Jade loves the thrill of the show and the adrenaline rush when she’s in the thick of it. Spending the ten to fourteen-hour days setting up a show is completely worth it when it’s showtime. Above all, this is when she feels the most creative, expressive, and connected to the art. “My favorite part about specifically doing FOH mixing is exactly that: Mixing. I feel like most FOH engineers must agree. I mean, whose favorite part of the day is packing the truck? I could see the logic there since once that’s finished, we’re all done. But yeah, I like mixing the show.”  

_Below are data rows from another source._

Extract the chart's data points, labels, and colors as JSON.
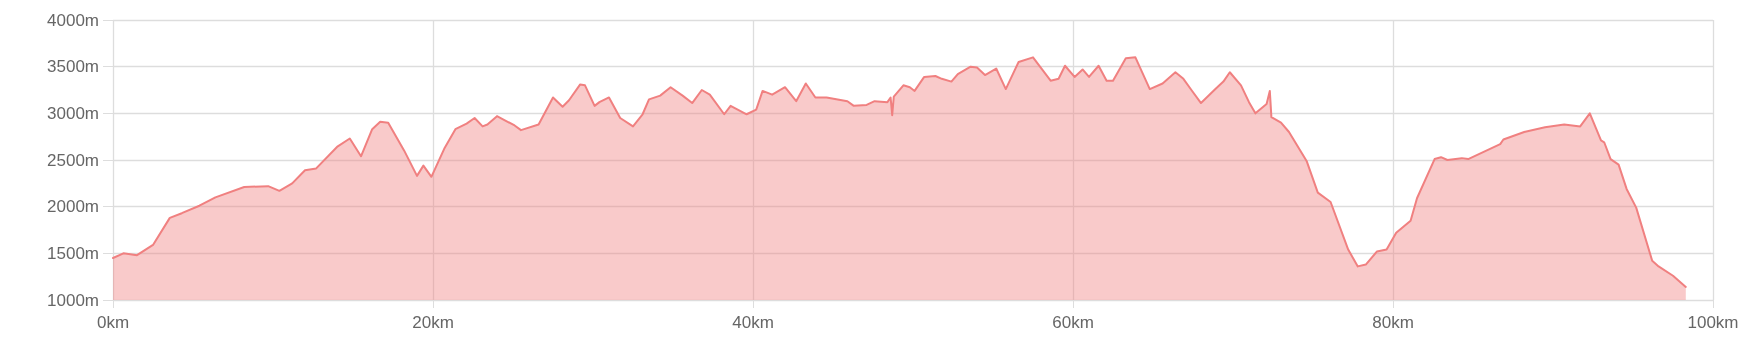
{
  "chart_data": {
    "type": "area",
    "grid": true,
    "line_style": "solid",
    "xlim": [
      0,
      100
    ],
    "xticks": [
      {
        "value": 0,
        "label": "0km"
      },
      {
        "value": 20,
        "label": "20km"
      },
      {
        "value": 40,
        "label": "40km"
      },
      {
        "value": 60,
        "label": "60km"
      },
      {
        "value": 80,
        "label": "80km"
      },
      {
        "value": 100,
        "label": "100km"
      }
    ],
    "ylim": [
      1000,
      4000
    ],
    "yticks": [
      {
        "value": 1000,
        "label": "1000m"
      },
      {
        "value": 1500,
        "label": "1500m"
      },
      {
        "value": 2000,
        "label": "2000m"
      },
      {
        "value": 2500,
        "label": "2500m"
      },
      {
        "value": 3000,
        "label": "3000m"
      },
      {
        "value": 3500,
        "label": "3500m"
      },
      {
        "value": 4000,
        "label": "4000m"
      }
    ],
    "series": [
      {
        "color": "#f08080",
        "x": [
          0,
          0.65,
          1.5,
          2.5,
          3.55,
          4.3,
          5.4,
          6.4,
          8.2,
          9.7,
          10.4,
          11.2,
          12,
          12.7,
          14,
          14.8,
          15.5,
          16.2,
          16.7,
          17.2,
          18.2,
          19,
          19.4,
          19.9,
          20.7,
          21.4,
          22.1,
          22.6,
          23.1,
          23.4,
          24,
          25.1,
          25.5,
          26.6,
          27.5,
          28.1,
          28.5,
          29.2,
          29.5,
          30.1,
          30.4,
          31,
          31.7,
          32.5,
          33.1,
          33.5,
          34.2,
          34.85,
          35.6,
          36.2,
          36.8,
          37.3,
          38.2,
          38.6,
          39.6,
          40.2,
          40.6,
          41.2,
          42,
          42.7,
          43.3,
          43.9,
          44.6,
          45.9,
          46.3,
          47.1,
          47.6,
          48.4,
          48.6,
          48.7,
          48.8,
          49.4,
          49.8,
          50.1,
          50.7,
          51.4,
          51.8,
          52.4,
          52.8,
          53.6,
          54,
          54.5,
          55.2,
          55.8,
          56.6,
          57.5,
          58.6,
          59.1,
          59.5,
          60.1,
          60.6,
          61,
          61.6,
          62.1,
          62.5,
          63.3,
          63.9,
          64.8,
          65.6,
          66.4,
          66.9,
          67.4,
          68,
          68.9,
          69.4,
          69.8,
          70.5,
          71,
          71.4,
          72.1,
          72.3,
          72.4,
          73,
          73.5,
          74.6,
          75.3,
          76.1,
          77.2,
          77.8,
          78.3,
          79,
          79.6,
          80.2,
          81.1,
          81.5,
          82.6,
          83,
          83.4,
          84.3,
          84.7,
          86.7,
          86.9,
          88.2,
          89.5,
          90.7,
          91.7,
          92.3,
          93,
          93.2,
          93.6,
          94.1,
          94.6,
          95.2,
          96.2,
          96.6,
          97.5,
          98.3
        ],
        "values": [
          1450,
          1500,
          1480,
          1590,
          1880,
          1930,
          2010,
          2100,
          2210,
          2220,
          2170,
          2250,
          2390,
          2410,
          2640,
          2730,
          2540,
          2830,
          2910,
          2900,
          2600,
          2330,
          2440,
          2320,
          2620,
          2830,
          2890,
          2950,
          2860,
          2880,
          2970,
          2870,
          2820,
          2880,
          3170,
          3070,
          3140,
          3310,
          3300,
          3080,
          3120,
          3170,
          2950,
          2860,
          2990,
          3150,
          3190,
          3280,
          3190,
          3110,
          3250,
          3200,
          2990,
          3080,
          2990,
          3040,
          3240,
          3200,
          3280,
          3130,
          3320,
          3170,
          3170,
          3130,
          3080,
          3090,
          3130,
          3120,
          3170,
          2980,
          3180,
          3300,
          3280,
          3240,
          3390,
          3400,
          3370,
          3340,
          3420,
          3500,
          3490,
          3410,
          3480,
          3260,
          3550,
          3600,
          3350,
          3370,
          3510,
          3390,
          3470,
          3390,
          3510,
          3350,
          3350,
          3590,
          3600,
          3260,
          3320,
          3440,
          3370,
          3250,
          3110,
          3260,
          3340,
          3440,
          3300,
          3120,
          3000,
          3100,
          3240,
          2960,
          2900,
          2800,
          2490,
          2150,
          2050,
          1540,
          1360,
          1380,
          1520,
          1540,
          1720,
          1850,
          2090,
          2510,
          2530,
          2500,
          2520,
          2510,
          2670,
          2720,
          2800,
          2850,
          2880,
          2860,
          3000,
          2710,
          2690,
          2510,
          2450,
          2190,
          1990,
          1420,
          1360,
          1260,
          1140
        ]
      }
    ]
  }
}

She also loves getting the opportunity to travel, soak in the culture of a new place, and try new cuisines. “As a touring audio engineer, I’m privileged to travel to different regions of the world. I love wandering and getting lost in a new city. And I love that my work environment changes daily, and I can draw inspiration from various spaces.”  

Her proudest show was mixing two nights at the Radio City Music Hall in New York City. “It’s such an iconic venue, and everyone knows it’s a special honor for an artist to be invited to perform there. It was a proud moment since NYC has been my home for the last 14 years, where I began my career with less than $200 in my pocket and very little real-world audio experience. There was an extra feeling of having come “full circle” – a sense of real accomplishment. It felt really good. I especially felt it upon seeing the famous gold curtain rise at the top of the show, upon hearing the first notes come out of the PA, and exhaling a breath of relief, knowing that it would all be grand. It was a historical moment that couldn’t have gone any better.”  

Jade recounts her history of being a lifelong musician and former performer as another reason why she’s killing it in the live sound industry. “Live music has driven me toward some of my proudest and happiest moments: Reflecting on the anticipation and magic in the air before seeing one of my favorite bands, the feeling of how time stops while being under the spell of the performance, and then the catharsis afterward. Knowing that you were part of something truly unique over a moment in time, never to be repeated, and you were there to see and hear it—that feeling is one of my favorites. I am a front-of-house engineer, and I’ve been gifted with being part of that experience, helping shape those moments—hopefully in a beautifully memorable way—for thousands of people.”